Concerns among the bipartisan group of lawmakers gathered Wednesday, all members of the Armed Services Committee, grew after a number of Administration officials, including Joint Chiefs Chairman Admiral Mike Mullen, recently indicated that there was no good answer to the question of where a captured high-value terrorist would be taken. Graham said it could result in a loss of intelligence if prisoners have to be transferred to another country for detention and interrogation.

"What does a war fighter do tomorrow if we're fortunate enough...to capture someone that we need to hold?" Graham asked. "The options are getting limited for our Special Forces. Without a jail, they are pushed to kill people that they would otherwise like to capture."

The senator said he was not referencing bin Laden, however, who was killed recently in Pakistan by Navy SEALs.

As for criticism from the international community and human rights organizations, like Amnesty International, who have repeatedly called for the closure of the detention center and an end to indefinite detention, Graham, calling Gitmo "the best-run military facility in the world," said, "It has been reformed. I'm not worried about that. What I am worried about is not having a prison. If you are worried about human rights, the worst thing you can do is to not have a viable prison."
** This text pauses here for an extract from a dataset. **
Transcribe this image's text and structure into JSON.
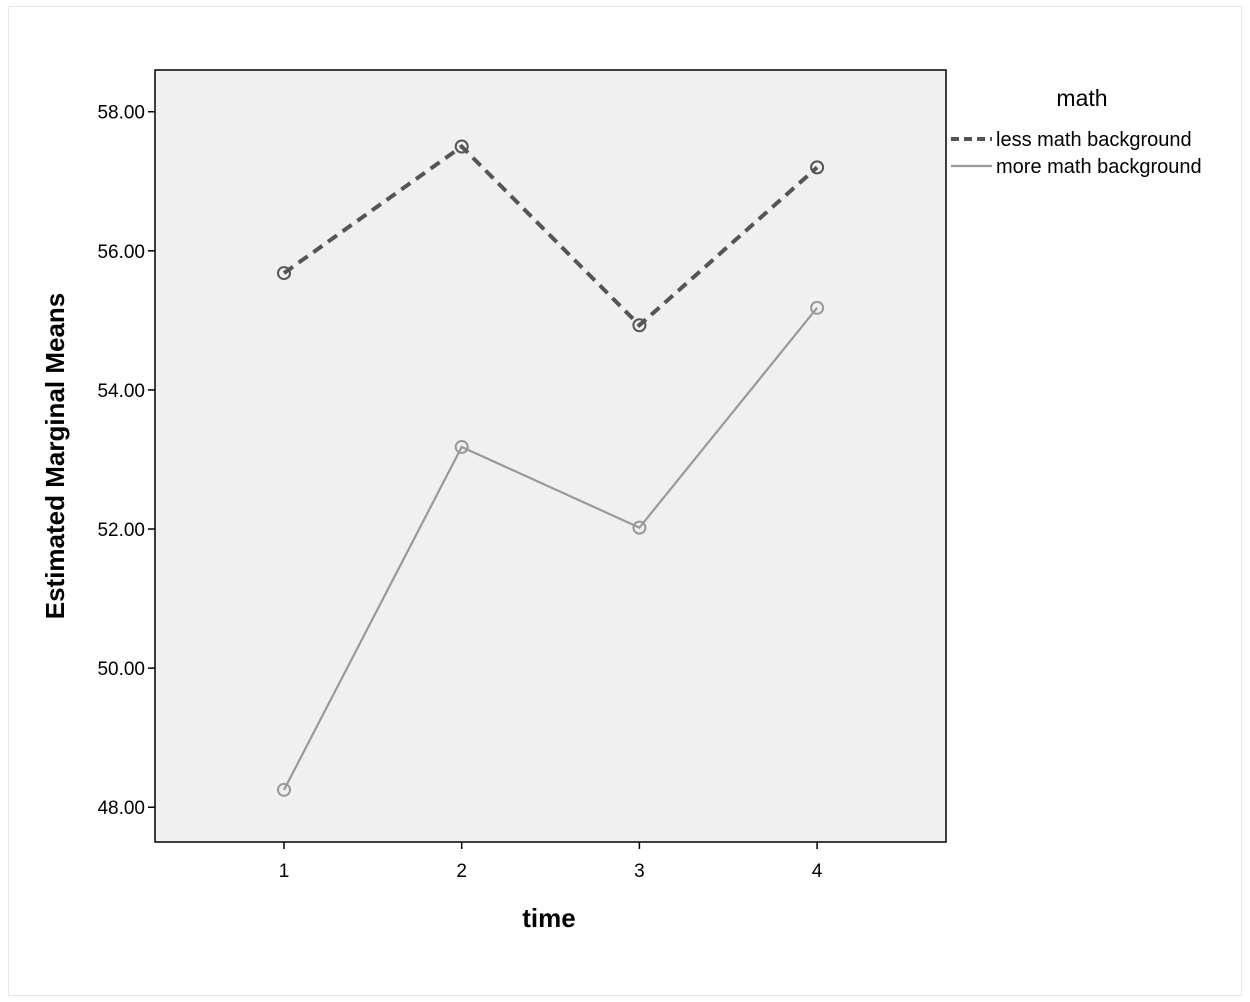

Ayotte, a former state attorney general, said she has been in a lot of U.S. prisons in her time, and added, "Some facilities in the U.S. are not as nice."

The legislation also permanently limits the transfer of detainees to foreign countries and dries up funding for any future facility that might be built or refurbished on U.S. soil. Congress has already forbidden the later action through the appropriations process, a fact the senators said gave more weight to their legislation.

Lieberman charged that keeping Guantanamo open would "increase the homeland security of the American people" and said clarification in the law is needed urgently.

"I believe that the new intelligence collected in the raid on bin Laden's compound ... increases the likelihood that more terrorists will be captured in the near future," Lieberman said. "We're going to want to have a safe, first rate facility in which we can house these people in order to keep them off battlefield and gain intelligence from them."

The independent senator also said he would soon introduce legislation that re-authorizes some "enhanced interrogation techniques" that were outlawed early on by the Obama administration, though he gave no details. Staff said a bill could be unveiled as early as this week.